Tout le monde le sait: nous ne sommes plus à l’époque où la puissance se mesurait uniquement à l’aune des territoires conquis, des flottes accumulées ou des arsenaux déployés. La puissance contemporaine, essentiellement symbolique, se joue dans l’univers des images.

La Coupe d’Afrique des nations en a offert une illustration presque pédagogique, mettant à nu le décalage entre une réalité vécue et une représentation héritée.

À côté des découvertes enthousiastes liées aux infrastructures, au patrimoine ou à l’hospitalité de tout un peuple, un autre registre plus sombre s’est déployé: celui de la suspicion, du procès d’intention, du bashing routinier.

Le problème est plus structurel qu’il n’y paraît: le Maroc souffre moins d’un déficit d’image que d’un déficit de récit. Son histoire, son africanité, sa modernité, sa diplomatie, ses choix stratégiques… passent le plus souvent par des grilles de lecture qui ne sont pas les siennes.

On pourrait y voir une simple carence communicationnelle, alors qu’il s’agit en réalité d’un vide stratégique: l’absence d’une capacité narrative à la hauteur de la présence du Royaume sur la scène géopolitique. En clair: un média international marocain de grande envergure pour raconter le pays au monde.

Certains objecteront qu’un tel investissement a un coût financier non négligeable. Certes.
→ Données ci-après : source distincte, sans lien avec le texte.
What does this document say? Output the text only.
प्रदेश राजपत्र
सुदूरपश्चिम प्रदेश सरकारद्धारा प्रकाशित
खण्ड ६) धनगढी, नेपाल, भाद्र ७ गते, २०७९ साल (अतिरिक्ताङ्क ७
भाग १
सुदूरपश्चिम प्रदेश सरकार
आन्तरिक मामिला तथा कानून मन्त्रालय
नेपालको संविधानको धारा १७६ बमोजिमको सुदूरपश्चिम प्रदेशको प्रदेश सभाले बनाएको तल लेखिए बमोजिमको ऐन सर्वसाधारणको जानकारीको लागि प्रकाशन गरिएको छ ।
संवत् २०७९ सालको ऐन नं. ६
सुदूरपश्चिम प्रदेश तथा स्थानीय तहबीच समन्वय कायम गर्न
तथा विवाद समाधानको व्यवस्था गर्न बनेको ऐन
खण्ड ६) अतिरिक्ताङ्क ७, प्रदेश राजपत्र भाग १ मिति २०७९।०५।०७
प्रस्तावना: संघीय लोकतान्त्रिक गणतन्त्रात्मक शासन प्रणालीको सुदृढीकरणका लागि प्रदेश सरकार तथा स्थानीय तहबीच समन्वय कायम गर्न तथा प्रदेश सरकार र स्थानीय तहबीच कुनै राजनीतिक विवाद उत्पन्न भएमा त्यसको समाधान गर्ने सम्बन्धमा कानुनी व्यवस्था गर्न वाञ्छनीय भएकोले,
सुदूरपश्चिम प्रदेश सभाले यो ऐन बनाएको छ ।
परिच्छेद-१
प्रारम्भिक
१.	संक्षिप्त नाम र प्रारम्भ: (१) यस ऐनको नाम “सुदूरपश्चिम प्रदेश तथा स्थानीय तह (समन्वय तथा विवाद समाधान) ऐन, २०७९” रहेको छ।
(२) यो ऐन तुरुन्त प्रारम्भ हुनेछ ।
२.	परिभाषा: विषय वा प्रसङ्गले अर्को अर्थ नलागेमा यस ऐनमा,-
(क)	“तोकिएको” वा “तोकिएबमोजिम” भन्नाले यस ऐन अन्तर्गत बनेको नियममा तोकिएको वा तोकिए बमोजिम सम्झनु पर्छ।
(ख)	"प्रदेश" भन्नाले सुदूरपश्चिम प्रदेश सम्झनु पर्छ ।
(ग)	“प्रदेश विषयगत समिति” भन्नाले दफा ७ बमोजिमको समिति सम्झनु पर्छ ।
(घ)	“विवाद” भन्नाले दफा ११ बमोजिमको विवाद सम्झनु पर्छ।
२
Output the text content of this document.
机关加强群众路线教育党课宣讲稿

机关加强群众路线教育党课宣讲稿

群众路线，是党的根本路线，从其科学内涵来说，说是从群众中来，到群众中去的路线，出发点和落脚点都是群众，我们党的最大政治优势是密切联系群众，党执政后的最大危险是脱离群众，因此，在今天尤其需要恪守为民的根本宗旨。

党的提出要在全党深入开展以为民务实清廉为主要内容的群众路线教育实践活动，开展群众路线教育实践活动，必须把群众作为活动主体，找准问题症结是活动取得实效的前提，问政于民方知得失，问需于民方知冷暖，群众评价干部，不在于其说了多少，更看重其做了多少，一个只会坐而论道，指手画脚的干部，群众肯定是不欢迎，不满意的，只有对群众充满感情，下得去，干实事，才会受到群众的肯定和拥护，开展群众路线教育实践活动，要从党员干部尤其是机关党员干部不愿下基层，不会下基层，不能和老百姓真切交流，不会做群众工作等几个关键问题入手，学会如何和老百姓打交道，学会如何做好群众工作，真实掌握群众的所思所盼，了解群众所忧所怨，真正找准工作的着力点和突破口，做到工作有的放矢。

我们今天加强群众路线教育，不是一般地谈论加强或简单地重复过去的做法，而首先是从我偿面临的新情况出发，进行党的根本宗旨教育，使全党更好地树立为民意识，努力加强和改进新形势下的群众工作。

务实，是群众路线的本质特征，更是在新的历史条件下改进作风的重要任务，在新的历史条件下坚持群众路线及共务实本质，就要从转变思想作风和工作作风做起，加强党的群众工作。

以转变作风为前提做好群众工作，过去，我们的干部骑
Mais il restera toujours inférieur au coût symbolique de laisser les autres fabriquer, voire déformer, son image.

Et puis, le Maroc n’est pas un pays pauvre en ressources. Il finance des lignes à grande vitesse, des ports géants, des événements sportifs mondiaux. Il dispose d’une diaspora intellectuelle, de chercheurs, de polyglottes, de réalisateurs, de journalistes présents dans les plus grands médias internationaux.

L’enjeu est désormais d’ouvrir le champ audiovisuel aux compétences marocaines, non seulement en créant de nouvelles structures, mais aussi en donnant accès aux médias à une nouvelle génération de journalistes, de réalisateurs, de créateurs de contenu… appelés à participer à la fabrication du récit national.

N’allez pas penser à un plaidoyer soft pour un média d’État! En aucun cas, une telle chaîne ne devrait être envisagée comme un outil gouvernemental, mais un instrument de souveraineté symbolique où un pays se donne le droit de se dire lui-même tout en évitant l’écueil bien connu de la chaîne institutionnelle: prisonnière de la langue de bois, incapable d’autonomie journalistique, obsédée par l’image officielle.

À l’ère où les conflits se livrent par les récits, où les réputations se construisent sur des écrans, où l’opinion publique mondiale est devenue un acteur géopolitique à part entière, ne pas disposer d’une chaîne internationale revient à entrer sans voix dans un monde saturé de paroles.